Dr. Bonni first complained in October 2009 to the vice president of medical affairs at Mission Hospital Regional Medical Center that its robotic surgery program was so understaffed that it directly and adversely affected patient care. He wrote in an email that he was unable to complete scheduled surgeries due to this issue. Just a few months later, he complained again to the same hospital officer. This time, he detailed a da Vinci robot malfunction he experienced when performing surgery December 22, 2009. He made further reports in 2010 about his concerns with the robotic program.

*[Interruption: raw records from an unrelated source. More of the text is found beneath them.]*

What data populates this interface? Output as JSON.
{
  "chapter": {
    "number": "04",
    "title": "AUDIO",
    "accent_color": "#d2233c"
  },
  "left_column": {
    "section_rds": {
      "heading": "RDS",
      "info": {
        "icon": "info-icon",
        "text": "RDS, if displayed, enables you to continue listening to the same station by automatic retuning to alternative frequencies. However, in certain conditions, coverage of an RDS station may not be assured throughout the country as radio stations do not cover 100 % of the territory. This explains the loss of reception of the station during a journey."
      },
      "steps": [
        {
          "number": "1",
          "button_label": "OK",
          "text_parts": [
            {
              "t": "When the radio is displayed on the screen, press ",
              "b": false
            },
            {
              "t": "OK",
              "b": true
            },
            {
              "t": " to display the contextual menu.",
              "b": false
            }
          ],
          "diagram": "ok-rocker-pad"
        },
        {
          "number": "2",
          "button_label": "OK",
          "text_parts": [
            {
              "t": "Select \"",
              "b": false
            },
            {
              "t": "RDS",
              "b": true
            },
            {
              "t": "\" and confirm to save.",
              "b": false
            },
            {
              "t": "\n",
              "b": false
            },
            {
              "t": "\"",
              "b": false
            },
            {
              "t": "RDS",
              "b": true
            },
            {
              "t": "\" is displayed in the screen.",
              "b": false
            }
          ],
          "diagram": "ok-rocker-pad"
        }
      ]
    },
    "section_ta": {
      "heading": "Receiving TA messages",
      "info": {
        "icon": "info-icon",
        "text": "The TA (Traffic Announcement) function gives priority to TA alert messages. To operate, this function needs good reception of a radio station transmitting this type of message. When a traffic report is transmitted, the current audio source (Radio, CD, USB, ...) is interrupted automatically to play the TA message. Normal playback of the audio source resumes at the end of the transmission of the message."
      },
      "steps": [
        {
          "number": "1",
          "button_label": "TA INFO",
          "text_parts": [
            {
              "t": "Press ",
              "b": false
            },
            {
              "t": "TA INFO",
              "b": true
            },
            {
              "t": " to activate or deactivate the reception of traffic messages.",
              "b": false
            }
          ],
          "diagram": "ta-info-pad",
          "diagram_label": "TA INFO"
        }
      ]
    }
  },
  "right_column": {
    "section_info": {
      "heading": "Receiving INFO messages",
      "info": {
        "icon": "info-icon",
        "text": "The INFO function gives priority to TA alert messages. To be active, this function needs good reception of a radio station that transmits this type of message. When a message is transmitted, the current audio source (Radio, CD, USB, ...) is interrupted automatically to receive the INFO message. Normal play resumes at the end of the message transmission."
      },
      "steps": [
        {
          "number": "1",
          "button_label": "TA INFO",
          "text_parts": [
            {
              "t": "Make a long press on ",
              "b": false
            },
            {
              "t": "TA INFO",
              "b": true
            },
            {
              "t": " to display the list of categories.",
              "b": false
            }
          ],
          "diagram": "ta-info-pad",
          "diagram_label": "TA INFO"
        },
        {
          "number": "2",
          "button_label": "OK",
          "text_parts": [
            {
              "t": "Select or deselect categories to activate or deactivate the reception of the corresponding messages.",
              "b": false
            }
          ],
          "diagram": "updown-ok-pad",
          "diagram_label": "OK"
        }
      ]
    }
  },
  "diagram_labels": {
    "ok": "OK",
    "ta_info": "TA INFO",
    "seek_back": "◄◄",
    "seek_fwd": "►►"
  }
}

The hospitals responded to Dr. Bonni’s claim with an anti-Strategic Lawsuit Against Public Participation (anti-SLAPP), Code of Civil Procedure § 425.16, motion. They argued that all activities at issue in Dr. Bonni’s retaliation claim constituted protected peer-review activities and, further, the defendants’ actions “were motivated by concerns for patient safety because of plaintiff’s poor surgical technique.”

California’s anti-SLAPP statute allows defendants to seek early dismissal of harassing lawsuits concerning free speech. The trial court granted the anti-SLAPP motion brought forth by the hospitals. Dr. Bonni appealed, however—and won. This ruling is, no doubt, a significant victory for public health and safety.